Agents are launched as independent `tokio::spawn` tasks with per-agent timeout via `tokio::time::timeout`. An `AbortGuard` RAII struct holds `AbortHandle`s for all spawned tasks — if the `analyze()` future is dropped (e.g., caller timeout), the guard aborts every running task, preventing wasted LLM API quota.

Key properties:

- **Parallel execution**: Total time equals the slowest agent, not the sum.
- **Agent identity preserved**: Each `JoinHandle` is stored alongside its `AgentName`, ensuring panicked tasks are correctly attributed.
- **Graceful degradation**: If one agent fails, synthesis proceeds with two (flagged as degraded). If fewer than two succeed, `MagiError::InsufficientAgents` is returned.
- **Failure diagnostics**: `MagiReport.failed_agents` is a `BTreeMap<AgentName, String>` containing the specific failure reason for each failed agent.

---

## 5. Data Schema and Consensus Protocol

### 5.1 Agent Output Schema

Each agent responds with a JSON object (deserialized as `AgentOutput`):

```json
{
  "agent": "melchior | balthasar | caspar",
  "verdict": "approve | reject | conditional",
  "confidence": 0.85,
  "summary": "One-line verdict summary",
  "reasoning": "Detailed analysis (2-5 paragraphs)",
  "findings": [
    { "severity": "critical | warning | info", "title": "Short title", "detail": "Explanation" }
  ],
  "recommendation": "What this agent recommends"
}
```

Key fields:

- **verdict**: The binary vote (`conditional` counts as approve for majority but generates conditions in the report).
- **confidence**: Agent certainty in its own verdict (0.0-1.0). Validated to reject NaN/Infinity.
- **findings**: Atomic units of analysis — the consensus engine deduplicates and merges by case-insensitive title.

### 5.2 Voting Rules

Weight-based scoring in `ConsensusEngine`:

```
VERDICT_WEIGHT = { approve: +1.0, conditional: +0.5, reject: -1.0 }
score = sum(weight) / num_agents
```

| Score | Condition           | Consensus            |
|-------|---------------------|----------------------|
| 1.0   | Unanimous approve  | **STRONG GO**        |
| > 0   | Has conditionals   | **GO WITH CAVEATS**  |
| > 0   | No conditionals    | **GO (N-M)**         |
| 0     | Tie                | **HOLD -- TIE**      |
| < 0   | Mixed              | **HOLD (N-M)**       |
| -1.0  | Unanimous reject   | **STRONG NO-GO**     |

In degraded mode (2/3 agents), STRONG labels are capped to their regular counterparts.

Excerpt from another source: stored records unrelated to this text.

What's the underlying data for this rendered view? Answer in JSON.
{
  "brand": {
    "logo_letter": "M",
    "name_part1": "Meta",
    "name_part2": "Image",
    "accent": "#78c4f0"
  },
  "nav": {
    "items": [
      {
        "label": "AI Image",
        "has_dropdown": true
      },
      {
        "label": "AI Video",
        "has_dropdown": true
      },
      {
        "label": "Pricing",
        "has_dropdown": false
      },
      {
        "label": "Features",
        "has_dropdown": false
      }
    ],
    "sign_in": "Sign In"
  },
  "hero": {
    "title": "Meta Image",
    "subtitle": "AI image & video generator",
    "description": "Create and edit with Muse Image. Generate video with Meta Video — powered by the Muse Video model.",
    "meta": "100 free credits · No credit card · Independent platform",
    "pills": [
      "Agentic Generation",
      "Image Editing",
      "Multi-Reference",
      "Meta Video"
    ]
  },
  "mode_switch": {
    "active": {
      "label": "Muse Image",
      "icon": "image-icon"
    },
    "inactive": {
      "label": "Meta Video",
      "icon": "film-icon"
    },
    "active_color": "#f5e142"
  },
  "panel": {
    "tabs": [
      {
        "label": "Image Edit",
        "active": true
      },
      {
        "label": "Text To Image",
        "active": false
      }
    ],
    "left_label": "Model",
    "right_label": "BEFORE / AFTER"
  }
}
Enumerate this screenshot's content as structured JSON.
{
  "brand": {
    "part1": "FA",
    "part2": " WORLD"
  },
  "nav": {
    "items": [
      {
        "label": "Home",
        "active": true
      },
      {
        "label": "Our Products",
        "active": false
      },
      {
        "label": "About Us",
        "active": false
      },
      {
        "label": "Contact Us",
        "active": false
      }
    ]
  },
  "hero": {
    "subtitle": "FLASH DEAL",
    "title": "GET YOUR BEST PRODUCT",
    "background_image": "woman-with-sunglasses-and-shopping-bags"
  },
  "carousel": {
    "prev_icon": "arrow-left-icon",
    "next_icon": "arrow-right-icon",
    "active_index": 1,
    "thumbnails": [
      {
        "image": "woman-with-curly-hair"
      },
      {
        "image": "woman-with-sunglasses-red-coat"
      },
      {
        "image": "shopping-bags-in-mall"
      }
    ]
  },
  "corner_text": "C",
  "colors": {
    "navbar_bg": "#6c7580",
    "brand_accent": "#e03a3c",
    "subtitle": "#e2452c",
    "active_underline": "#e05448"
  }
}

### 5.3 Confidence Formula

```
base_confidence = sum(majority_side_confidences) / total_agent_count
weight_factor = (|score| + 1) / 2
confidence = clamp(base_confidence * weight_factor, 0.0, 1.0)
```

Key properties:

- **Penalizes non-unanimity**: `base_confidence` divides by total agent count, not majority count. A dissenting agent dilutes confidence even though it's not on the majority side.
- **Symmetric**: Unanimous reject at 0.9 confidence produces system confidence of 0.9, matching unanimous approve.
- **Tie-aware**: At `score = 0`, `weight_factor = 0.5`, halving confidence — a tie genuinely represents lower certainty.
- **Clamped and rounded**: Final confidence is clamped to [0.0, 1.0] and rounded to 2 decimal places.

### 5.4 Findings Deduplication

The consensus engine merges findings from all agents:

1. **Deduplication by title**: Case-insensitive matching with zero-width Unicode characters stripped via regex.
2. **Severity escalation**: When the same finding has different severities across agents, the highest wins (Critical > Warning > Info).
3. **Sorting**: Final findings sorted by severity (Critical first).
4. **Source tracking**: Each deduplicated finding lists all contributing agents in its `sources` array.

---

## 6. Modes of Operation

### 6.1 Code Review

**Trigger:** Code, diffs, or source files to evaluate.

- Melchior reviews correctness and algorithmic efficiency.
- Balthasar evaluates readability and maintainability.
- Caspar searches for edge cases and vulnerabilities.

### 6.2 Design

**Trigger:** Architecture, approach selection, or solution design.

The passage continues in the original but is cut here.